|Badlands, Death Valley|
Sometimes, traveling in Death Valley National Park, a phrase comes into my head, “the memory of water.” The better part of a year can go by without significant precipitation. The average yearly rainfall in the Furnace Creek area is less than 2 inches. Wherever I look, though, is desiccated evidence of its effects; slot canyons, eroded washes, salt polygons and cracked mud flats.
I’ve even complained about endless stretches of days without photogenic clouds in the sky.
|Predawn Earth Shadow, Cottonball Basin, Death Valley|
This last trip, it rained. And rained. I was camping with friends and we had about 1 ½ days of lovely weather. There were also two full days of rain with the kind of socked-in overcast that sucks the color and texture right out of the landscape. Normally, I’d hit the canyons and shoot details there. I’m a desert girl, though, and I just can’t do that when there’s a flash flood risk. Even on clear days, I find myself looking for the nearest escape route in such places.
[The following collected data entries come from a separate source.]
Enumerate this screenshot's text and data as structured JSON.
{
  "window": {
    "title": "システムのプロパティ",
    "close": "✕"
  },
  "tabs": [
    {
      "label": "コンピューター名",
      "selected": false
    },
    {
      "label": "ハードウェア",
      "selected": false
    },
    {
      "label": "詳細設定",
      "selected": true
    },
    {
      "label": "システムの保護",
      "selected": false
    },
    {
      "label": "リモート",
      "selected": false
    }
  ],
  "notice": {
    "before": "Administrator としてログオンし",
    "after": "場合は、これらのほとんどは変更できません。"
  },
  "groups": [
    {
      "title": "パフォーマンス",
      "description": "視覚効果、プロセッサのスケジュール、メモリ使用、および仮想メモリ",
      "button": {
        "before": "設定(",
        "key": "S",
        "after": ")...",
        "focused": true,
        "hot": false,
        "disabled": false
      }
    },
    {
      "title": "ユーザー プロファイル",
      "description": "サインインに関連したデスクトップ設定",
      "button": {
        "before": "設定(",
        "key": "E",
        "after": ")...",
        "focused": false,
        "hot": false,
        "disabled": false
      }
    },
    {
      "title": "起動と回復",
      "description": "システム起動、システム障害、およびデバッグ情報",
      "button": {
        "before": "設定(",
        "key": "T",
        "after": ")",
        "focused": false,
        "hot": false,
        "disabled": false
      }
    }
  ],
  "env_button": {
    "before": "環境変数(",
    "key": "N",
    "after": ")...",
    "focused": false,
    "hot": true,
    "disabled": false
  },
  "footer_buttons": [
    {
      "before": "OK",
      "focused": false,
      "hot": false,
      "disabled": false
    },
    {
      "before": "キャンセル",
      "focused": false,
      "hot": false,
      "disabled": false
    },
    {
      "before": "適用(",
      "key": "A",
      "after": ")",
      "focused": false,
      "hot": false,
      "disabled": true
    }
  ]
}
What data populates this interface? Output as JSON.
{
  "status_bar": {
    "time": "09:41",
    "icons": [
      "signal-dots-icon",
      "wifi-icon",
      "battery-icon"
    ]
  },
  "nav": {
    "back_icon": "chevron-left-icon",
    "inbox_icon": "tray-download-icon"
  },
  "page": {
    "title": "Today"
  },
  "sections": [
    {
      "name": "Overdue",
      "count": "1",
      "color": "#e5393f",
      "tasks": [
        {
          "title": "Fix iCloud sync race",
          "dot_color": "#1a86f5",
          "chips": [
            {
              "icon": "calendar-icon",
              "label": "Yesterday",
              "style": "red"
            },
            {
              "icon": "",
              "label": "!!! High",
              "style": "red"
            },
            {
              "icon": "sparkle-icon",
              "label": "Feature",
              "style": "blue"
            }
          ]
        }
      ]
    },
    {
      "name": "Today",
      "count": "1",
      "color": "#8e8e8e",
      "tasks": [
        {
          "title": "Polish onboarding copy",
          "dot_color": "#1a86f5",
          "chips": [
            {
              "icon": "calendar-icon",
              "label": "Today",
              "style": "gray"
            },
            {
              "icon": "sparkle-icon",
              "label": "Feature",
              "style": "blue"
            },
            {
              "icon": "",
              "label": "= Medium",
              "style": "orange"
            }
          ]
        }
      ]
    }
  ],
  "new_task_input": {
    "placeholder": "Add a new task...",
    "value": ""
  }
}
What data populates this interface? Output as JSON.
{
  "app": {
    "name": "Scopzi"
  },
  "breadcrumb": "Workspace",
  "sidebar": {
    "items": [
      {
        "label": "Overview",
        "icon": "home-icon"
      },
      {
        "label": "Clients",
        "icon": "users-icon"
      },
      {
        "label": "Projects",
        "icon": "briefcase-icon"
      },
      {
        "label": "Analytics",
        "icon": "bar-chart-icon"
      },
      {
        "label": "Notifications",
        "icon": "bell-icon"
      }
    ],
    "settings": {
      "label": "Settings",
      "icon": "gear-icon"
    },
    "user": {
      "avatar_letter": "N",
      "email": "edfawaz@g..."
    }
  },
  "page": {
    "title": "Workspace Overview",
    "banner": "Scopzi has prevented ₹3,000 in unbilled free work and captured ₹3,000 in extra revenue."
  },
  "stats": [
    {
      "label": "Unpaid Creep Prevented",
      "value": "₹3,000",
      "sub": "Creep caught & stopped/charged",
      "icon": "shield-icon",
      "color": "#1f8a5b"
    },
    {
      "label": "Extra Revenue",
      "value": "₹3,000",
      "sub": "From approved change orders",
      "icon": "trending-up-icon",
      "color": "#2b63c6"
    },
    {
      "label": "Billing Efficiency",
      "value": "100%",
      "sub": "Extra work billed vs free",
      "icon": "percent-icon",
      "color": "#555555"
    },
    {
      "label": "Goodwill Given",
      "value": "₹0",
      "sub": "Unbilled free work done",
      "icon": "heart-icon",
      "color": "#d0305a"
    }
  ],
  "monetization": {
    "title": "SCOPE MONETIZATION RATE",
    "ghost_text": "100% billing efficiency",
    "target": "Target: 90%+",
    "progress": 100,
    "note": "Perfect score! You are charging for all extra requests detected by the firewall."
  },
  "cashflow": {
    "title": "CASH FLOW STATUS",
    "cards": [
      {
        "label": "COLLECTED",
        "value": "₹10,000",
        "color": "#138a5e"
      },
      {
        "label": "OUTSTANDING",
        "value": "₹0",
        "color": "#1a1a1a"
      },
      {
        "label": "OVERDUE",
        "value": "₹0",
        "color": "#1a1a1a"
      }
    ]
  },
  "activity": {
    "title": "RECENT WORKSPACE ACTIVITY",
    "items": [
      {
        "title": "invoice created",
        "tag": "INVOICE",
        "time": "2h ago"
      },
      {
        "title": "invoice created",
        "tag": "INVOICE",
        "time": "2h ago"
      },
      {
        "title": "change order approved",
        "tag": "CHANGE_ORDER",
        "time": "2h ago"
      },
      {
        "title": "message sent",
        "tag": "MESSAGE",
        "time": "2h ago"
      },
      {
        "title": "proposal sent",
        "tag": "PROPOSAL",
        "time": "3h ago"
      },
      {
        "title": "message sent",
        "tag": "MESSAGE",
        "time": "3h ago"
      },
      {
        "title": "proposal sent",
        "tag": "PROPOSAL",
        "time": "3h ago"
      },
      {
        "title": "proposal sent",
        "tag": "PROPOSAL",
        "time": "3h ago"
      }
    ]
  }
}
|Storm Over Mosaic Canyon, Death Valley|
Napping, reading, cleaning the camper, and working on the computer is good for a half day, but by then I was antsy; wandering (sloshing) around Stovepipe Wells in my rain gear. Here I heard the 20-something explaining to his dad about how he hydroplaned and totaled the car and watched ambulances screaming west toward snow-covered passes. There was one image opportunity, of the storm breaking up over Mosaic Canyon. Lovely, but perhaps not a full day’s work.
Water. Lots of water in real time.
Meanwhile my photo friends are making dazzling images in the snow at the Grand Canyon and Watson Lake (Prescott).
I remind myself of the privilege of spending time in this spectacular park. It heals me, and it’s showing me an unusual face.
|Sunrise at Badwater, Death Valley|
Violent winds woke me at 1:00 AM on my last day. I scrambled to bring down the camper top and ran around in my sheep jammies closing the external clips so it would stay down in the gale. The camper doesn’t move nearly as much in the wind this way, and I got back to sleep on the dinette bed just fine. We scooted over to Badwater Basin that morning. Hoping for reflected color in the puddles among the salt polygons kept us slogging against the wind, out a mile and a half or so to the relatively undisturbed parts of the basin. I might not see these rare conditions again; standing water, colorful clouds, and snow on the Panamint Mountains to the west.
These things are tough to predict, but perhaps we’ll have another impressive bloom this spring, thanks to all this rain, and the memory of water.